Martin Barrow, a foster parent and campaigner, described as “toxic” the “assumption that somehow adoption is a solution to childlessness . . . and also that people who can’t have children somehow have a responsibility to adopt. I find that really quite complicated and wrong.”
Most of the children whom his family had fostered were not adopted, he said, and for many children in care — who tended to be older — this was not what they wanted. There had been “big demographic changes” since the 1970s, he said.
The number of looked-after children is at its highest since the Children Act 1989: 75,480 children are in the care system, compared with 60,000 a decade ago.

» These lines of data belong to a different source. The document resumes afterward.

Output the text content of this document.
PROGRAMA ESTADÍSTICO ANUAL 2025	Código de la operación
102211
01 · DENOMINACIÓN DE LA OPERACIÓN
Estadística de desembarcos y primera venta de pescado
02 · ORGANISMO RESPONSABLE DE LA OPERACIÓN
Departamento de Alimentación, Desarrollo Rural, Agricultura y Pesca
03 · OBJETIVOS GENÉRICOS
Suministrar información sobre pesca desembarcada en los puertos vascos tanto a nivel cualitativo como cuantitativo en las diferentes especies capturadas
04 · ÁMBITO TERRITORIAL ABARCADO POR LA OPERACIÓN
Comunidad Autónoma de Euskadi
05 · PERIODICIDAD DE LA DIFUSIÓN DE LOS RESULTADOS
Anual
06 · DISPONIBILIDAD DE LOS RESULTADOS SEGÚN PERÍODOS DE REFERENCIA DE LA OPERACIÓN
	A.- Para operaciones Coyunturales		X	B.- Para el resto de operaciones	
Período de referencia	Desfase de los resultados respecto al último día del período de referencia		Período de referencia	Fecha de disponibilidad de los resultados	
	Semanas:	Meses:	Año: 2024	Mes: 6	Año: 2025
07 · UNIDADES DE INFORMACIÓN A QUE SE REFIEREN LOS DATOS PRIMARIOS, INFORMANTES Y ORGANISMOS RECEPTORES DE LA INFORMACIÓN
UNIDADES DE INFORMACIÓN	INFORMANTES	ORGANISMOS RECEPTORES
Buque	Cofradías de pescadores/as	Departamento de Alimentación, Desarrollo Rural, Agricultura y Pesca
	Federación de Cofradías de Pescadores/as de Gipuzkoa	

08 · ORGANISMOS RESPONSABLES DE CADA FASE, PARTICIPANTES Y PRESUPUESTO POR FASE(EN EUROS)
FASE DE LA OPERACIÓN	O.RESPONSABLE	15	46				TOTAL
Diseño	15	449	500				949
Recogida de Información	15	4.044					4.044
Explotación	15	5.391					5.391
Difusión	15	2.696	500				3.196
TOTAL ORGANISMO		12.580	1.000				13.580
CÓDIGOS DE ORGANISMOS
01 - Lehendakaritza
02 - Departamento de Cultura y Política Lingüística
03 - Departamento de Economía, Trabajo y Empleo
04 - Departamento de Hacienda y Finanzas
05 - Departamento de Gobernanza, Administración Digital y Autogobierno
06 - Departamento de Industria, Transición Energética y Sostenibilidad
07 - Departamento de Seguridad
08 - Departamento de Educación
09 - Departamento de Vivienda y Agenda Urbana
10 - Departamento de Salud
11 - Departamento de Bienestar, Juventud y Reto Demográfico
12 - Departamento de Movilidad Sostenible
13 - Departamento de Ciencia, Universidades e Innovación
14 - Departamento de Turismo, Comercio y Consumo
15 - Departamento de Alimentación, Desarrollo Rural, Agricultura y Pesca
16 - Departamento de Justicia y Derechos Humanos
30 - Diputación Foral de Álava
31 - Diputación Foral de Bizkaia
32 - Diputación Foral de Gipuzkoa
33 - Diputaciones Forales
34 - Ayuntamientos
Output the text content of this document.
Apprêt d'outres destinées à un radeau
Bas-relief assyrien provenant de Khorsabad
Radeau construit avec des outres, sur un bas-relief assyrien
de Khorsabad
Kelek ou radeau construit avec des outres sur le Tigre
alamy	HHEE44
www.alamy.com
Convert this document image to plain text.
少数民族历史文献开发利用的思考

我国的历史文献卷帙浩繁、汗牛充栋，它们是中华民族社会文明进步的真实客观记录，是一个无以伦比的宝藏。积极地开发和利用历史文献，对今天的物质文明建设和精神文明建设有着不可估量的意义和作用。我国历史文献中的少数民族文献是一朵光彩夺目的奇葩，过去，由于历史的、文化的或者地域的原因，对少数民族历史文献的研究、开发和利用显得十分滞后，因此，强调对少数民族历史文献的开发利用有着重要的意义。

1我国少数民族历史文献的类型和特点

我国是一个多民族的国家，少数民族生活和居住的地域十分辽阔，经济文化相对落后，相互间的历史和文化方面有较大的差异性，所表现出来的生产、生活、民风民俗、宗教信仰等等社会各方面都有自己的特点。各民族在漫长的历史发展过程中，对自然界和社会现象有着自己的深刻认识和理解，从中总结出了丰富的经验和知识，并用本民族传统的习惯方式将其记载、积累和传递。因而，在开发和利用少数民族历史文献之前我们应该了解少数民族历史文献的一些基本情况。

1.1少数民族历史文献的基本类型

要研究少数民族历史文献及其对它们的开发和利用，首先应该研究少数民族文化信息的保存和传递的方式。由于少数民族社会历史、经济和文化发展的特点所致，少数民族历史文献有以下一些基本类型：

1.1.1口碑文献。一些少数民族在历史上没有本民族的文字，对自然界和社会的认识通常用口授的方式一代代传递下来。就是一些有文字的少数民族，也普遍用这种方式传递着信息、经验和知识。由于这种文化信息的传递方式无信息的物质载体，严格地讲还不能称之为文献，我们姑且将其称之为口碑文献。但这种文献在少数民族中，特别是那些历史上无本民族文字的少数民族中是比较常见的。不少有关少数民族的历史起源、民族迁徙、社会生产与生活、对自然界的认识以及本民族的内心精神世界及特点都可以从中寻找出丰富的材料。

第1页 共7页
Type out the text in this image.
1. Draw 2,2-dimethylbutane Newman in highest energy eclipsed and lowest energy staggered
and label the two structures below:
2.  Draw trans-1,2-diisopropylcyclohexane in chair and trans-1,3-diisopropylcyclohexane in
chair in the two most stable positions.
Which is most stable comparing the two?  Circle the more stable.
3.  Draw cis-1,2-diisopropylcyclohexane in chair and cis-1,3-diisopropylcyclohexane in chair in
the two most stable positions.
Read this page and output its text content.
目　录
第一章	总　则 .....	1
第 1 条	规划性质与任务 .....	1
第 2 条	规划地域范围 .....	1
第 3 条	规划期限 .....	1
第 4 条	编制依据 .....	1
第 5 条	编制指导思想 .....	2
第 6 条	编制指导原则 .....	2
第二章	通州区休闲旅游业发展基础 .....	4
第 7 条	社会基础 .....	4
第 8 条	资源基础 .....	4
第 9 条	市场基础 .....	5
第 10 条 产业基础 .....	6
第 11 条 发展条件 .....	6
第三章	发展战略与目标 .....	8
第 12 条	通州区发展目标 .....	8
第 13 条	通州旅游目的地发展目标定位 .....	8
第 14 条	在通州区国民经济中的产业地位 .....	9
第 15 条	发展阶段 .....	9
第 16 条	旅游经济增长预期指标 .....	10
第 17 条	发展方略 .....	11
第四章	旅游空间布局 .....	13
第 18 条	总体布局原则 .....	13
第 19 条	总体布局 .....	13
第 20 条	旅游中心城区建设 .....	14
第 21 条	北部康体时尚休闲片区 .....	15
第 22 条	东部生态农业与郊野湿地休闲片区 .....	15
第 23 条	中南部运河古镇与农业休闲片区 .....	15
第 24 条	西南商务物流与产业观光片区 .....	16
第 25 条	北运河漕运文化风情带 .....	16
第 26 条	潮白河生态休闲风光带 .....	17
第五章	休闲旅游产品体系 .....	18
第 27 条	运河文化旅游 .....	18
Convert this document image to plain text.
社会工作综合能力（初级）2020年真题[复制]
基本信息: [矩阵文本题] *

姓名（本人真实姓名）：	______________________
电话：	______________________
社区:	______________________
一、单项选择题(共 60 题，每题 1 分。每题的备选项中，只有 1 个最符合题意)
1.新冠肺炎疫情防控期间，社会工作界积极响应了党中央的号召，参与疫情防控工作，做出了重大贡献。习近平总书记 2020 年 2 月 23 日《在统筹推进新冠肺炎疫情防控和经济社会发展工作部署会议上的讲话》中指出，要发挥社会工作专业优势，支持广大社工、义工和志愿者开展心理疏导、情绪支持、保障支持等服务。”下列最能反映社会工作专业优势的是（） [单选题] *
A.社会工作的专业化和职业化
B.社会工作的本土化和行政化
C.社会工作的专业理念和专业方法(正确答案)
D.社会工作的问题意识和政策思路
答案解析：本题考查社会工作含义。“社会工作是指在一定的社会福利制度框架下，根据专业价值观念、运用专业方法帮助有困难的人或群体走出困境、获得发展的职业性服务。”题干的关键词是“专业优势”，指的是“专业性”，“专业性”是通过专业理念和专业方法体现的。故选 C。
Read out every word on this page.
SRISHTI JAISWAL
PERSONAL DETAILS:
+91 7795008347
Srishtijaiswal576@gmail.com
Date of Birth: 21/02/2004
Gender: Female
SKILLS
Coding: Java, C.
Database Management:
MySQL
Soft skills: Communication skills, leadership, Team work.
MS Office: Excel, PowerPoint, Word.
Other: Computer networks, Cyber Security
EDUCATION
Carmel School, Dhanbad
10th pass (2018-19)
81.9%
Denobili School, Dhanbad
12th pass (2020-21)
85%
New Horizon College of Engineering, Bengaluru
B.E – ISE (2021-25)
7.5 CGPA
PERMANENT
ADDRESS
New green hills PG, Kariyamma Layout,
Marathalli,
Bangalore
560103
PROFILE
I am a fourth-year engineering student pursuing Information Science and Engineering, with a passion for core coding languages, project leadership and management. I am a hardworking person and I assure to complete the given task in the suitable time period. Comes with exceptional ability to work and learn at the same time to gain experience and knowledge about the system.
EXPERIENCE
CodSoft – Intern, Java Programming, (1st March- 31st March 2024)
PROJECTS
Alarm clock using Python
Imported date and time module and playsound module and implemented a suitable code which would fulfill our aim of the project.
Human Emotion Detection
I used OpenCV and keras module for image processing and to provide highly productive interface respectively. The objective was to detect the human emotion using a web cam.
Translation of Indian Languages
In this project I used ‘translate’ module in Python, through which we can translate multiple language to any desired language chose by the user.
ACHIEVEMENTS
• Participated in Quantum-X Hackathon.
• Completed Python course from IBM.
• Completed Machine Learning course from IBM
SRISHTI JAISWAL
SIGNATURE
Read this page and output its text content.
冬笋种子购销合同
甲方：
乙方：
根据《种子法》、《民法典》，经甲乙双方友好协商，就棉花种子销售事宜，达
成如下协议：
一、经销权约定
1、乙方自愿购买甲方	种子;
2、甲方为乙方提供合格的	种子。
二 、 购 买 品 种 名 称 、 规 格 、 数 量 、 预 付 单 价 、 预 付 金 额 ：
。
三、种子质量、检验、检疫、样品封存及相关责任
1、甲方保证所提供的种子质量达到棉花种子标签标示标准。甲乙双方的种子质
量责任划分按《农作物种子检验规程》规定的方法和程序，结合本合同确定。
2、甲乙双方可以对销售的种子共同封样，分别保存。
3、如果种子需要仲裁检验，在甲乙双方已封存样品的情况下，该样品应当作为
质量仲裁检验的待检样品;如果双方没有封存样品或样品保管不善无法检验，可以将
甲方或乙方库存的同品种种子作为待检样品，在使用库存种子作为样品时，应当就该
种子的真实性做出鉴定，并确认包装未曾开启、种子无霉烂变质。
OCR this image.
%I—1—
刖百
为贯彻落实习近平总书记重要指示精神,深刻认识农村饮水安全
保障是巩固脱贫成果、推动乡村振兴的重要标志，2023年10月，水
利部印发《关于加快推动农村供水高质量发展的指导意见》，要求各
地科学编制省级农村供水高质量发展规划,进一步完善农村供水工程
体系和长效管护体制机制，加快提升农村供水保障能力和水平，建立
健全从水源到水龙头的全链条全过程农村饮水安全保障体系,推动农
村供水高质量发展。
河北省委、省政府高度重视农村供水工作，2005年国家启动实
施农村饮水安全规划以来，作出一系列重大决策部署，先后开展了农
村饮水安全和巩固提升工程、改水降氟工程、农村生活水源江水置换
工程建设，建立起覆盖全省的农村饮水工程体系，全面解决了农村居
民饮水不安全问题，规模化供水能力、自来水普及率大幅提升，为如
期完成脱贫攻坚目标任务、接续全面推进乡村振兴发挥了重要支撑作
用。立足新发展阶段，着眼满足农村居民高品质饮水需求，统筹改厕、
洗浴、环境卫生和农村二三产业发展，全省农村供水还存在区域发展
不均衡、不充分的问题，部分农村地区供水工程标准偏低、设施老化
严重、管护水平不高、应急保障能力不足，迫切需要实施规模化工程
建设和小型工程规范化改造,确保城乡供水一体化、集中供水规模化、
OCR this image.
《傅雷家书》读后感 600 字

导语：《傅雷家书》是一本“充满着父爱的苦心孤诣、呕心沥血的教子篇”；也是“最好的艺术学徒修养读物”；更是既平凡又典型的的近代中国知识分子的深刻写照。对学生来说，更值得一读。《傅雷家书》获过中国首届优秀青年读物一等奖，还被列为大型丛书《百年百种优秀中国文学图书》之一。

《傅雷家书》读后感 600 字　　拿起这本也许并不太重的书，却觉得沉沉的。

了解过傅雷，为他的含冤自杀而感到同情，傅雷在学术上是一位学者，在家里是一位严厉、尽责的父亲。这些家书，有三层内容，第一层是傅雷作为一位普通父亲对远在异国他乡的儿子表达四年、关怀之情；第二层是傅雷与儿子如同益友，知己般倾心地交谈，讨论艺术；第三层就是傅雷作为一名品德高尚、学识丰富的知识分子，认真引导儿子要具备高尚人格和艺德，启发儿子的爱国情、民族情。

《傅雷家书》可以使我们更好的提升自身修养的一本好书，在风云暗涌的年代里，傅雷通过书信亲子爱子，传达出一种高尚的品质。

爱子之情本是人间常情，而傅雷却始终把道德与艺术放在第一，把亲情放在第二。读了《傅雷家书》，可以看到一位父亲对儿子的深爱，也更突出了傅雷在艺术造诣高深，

This week, the Association of Directors of Children’s Services said that the number of children subject to child-protection plans had increased by 87 per cent over the past ten years, with domestic violence involved in almost half of cases.
The number of adoptions dipped in the mid-2000s, but rose again after the Baby P case (News, 26 November 2008). As Education Secretary, Michael Gove, who was adopted as a baby, championed adoption (News, 16 March 2012). But two court cases in 2013 emphasised that, with the child’s best interests paramount, adoption should only be considered as a last resort. The then President of the Family Division, Sir James Munby, expressed concern about the “inadequacy” of analysis conducted by social workers and family judges, condemning “sloppy practice”. One adoption is “special guardianship orders”, under which relatives care for children.
In his interview, Mr Douglas described the adoption process as “far too slow”.
“Every child deserves a family to live and grow up in, but adoption still takes twice as long as it should, which puts people off,” he said. “Most children will come with some damaging experience that needs therapeutic support and they may have difficulties through their childhood. To assess and train for that . . . does take some months, but it’s still taking too long.”
Citing the Department for Education, The Daily Telegraph reports that it takes about 15 months for a child to be adopted; of the 2470 children in line to be adopted as of March 2017, 27 per cent had been waiting for 18 months or more.
Earlier this year, the Care Crisis Review noted significant regional variations in the number of children being taken into care, and strong links with levels of deprivation, warning that cuts to family support services “affect ability to intervene early” (News, 22 June).
Sibling relationships. More attention should be paid to sibling relationships, when decisions are made about placements for children in care, the Nuffield Foundation says.
The Foundation’s report — Siblings, Contact and the Law: An overlooked relationship? — draws on interviews with legal professionals, guardians, social workers, and young people. It notes that while there is “strong recognition” of the importance of sibling relationships, this is “easily and routinely outweighed by other considerations” when decisions are made about placement, including adoption.
It notes a “lack of clarity and consistency” about the definition of a sibling and highlights three “powerful assumptions” at play: “that expectations of direct contact will deter potential adopters; that post-adoption contact should and can only take place with the agreement of adopters; and, that the security and stability of placements will be undermined by contact with siblings living with or in contact with birth relatives.”
Judges expressed concern that sibling assessments were often “hastily commissioned after separation has been determined as the likely outcome”. A barrister observed that concerns about direct contact were often ‘led by the interests of the adopters rather than the interests of the children”.
Among the recommendations is more “rigour” in assessments, and efforts to ensure that children and young people are “aware of, and more able to exercise, their rights to make applications for contact orders with their siblings”.
There are no statistics about how many children in the care system are placed with their siblings, but the report says that a “substantial proportion” are separated.